Strategy adjustments and dealmaking hiccups are hardly unexpected for such an expansive start-up effort. Sources close to the situation point to the hiring earlier this month of Fox alum Joe Earley as exec VP of marketing and operations for Disney Plus as recognition that more heft was needed to prepare for the launch. Earley had a 21-year run at Fox Broadcasting, rising to chief operating officer for Fox Television Group. He spent the past three years as president of Gail Berman’s Jackal Group shepherding TV, film and legit productions. Earley will soon be joined under the larger Disney corporate umbrella by a host of former TV and film colleagues from 20th Century Fox.

Walt Disney Television chairman Rice and Disney Television Studios and ABC Entertainment chairman Dana Walden, the Fox executives who will take on the top TV leadership roles at Disney (excluding ESPN), will be involved in feeding content to Disney Plus through their oversight of the combined ABC Studios and 20th Century Fox Television operations. Disney’s master plan for how Disney’s and Fox’s existing production units in film and TV will be integrated — or whether they will remain separate imprints — is still being sorted out.

“There are a lot of [Disney and Fox executives] out there still waiting to see where they’re going to go,” notes a TV industry vet.

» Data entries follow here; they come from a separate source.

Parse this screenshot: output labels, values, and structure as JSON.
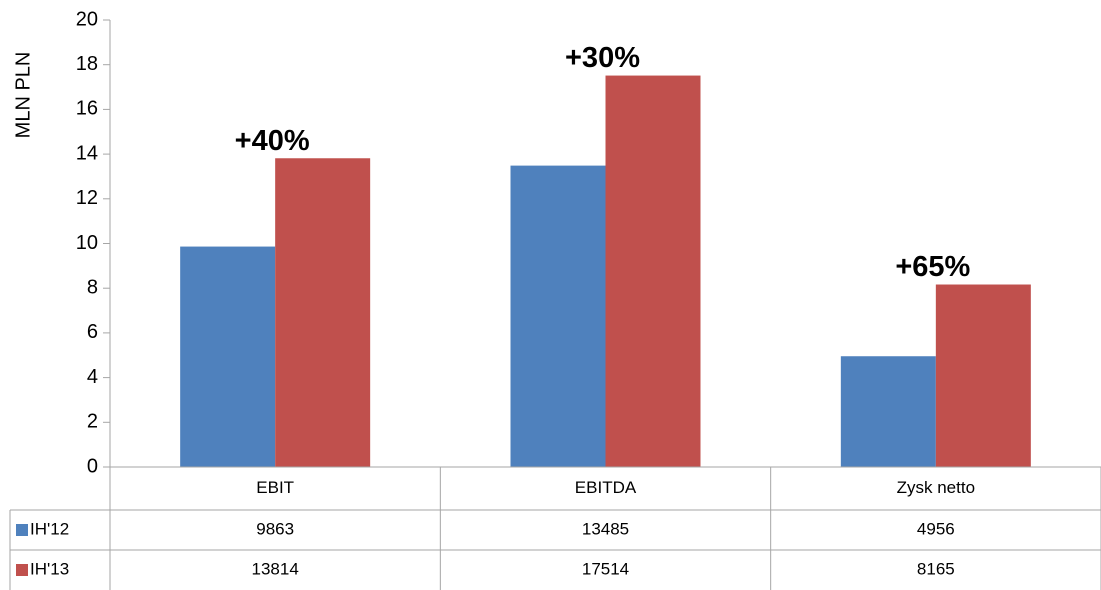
{
  "chart_data": {
    "type": "bar",
    "y_axis_label": "MLN PLN",
    "categories": [
      "EBIT",
      "EBITDA",
      "Zysk netto"
    ],
    "series": [
      {
        "name": "IH'12",
        "color": "#4f81bd",
        "values": [
          9.863,
          13.485,
          4.956
        ],
        "value_labels": [
          "9863",
          "13485",
          "4956"
        ]
      },
      {
        "name": "IH'13",
        "color": "#c0504d",
        "values": [
          13.814,
          17.514,
          8.165
        ],
        "value_labels": [
          "13814",
          "17514",
          "8165"
        ]
      }
    ],
    "annotations": [
      "+40%",
      "+30%",
      "+65%"
    ],
    "ylim": [
      0,
      20
    ],
    "yticks": [
      0,
      2,
      4,
      6,
      8,
      10,
      12,
      14,
      16,
      18,
      20
    ]
  }
}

Corporate integrations on the scale of Disney and 21st Century Fox are famously fraught with unexpected obstacles (think AOL-Time Warner). Political battles and turf wars are commonplace in any such melding of operations, particularly those with such distinctly different corporate cultures as Disney and Fox. The perception that Mayer and Rice are in a foot race to the CEO suite — rightly or wrongly, that’s the conventional wisdom in Hollywood — could add a wrinkle to the mandate for DTC/International and Walt Disney Television to work together in the enlarged Disney sandbox.

Executives in Burbank and Century City are bracing for a post-merger roller-coaster ride. The industry is waiting to see how Disney marshals its brand firepower for the streaming age. Disney’s board of directors no doubt has its eye on how the Disney Plus launch process plays out across the company as it evaluates successor options for Iger.

“It’s going to be Mr. Toad’s Wild Ride around here for a while,” says a longtime Disney insider.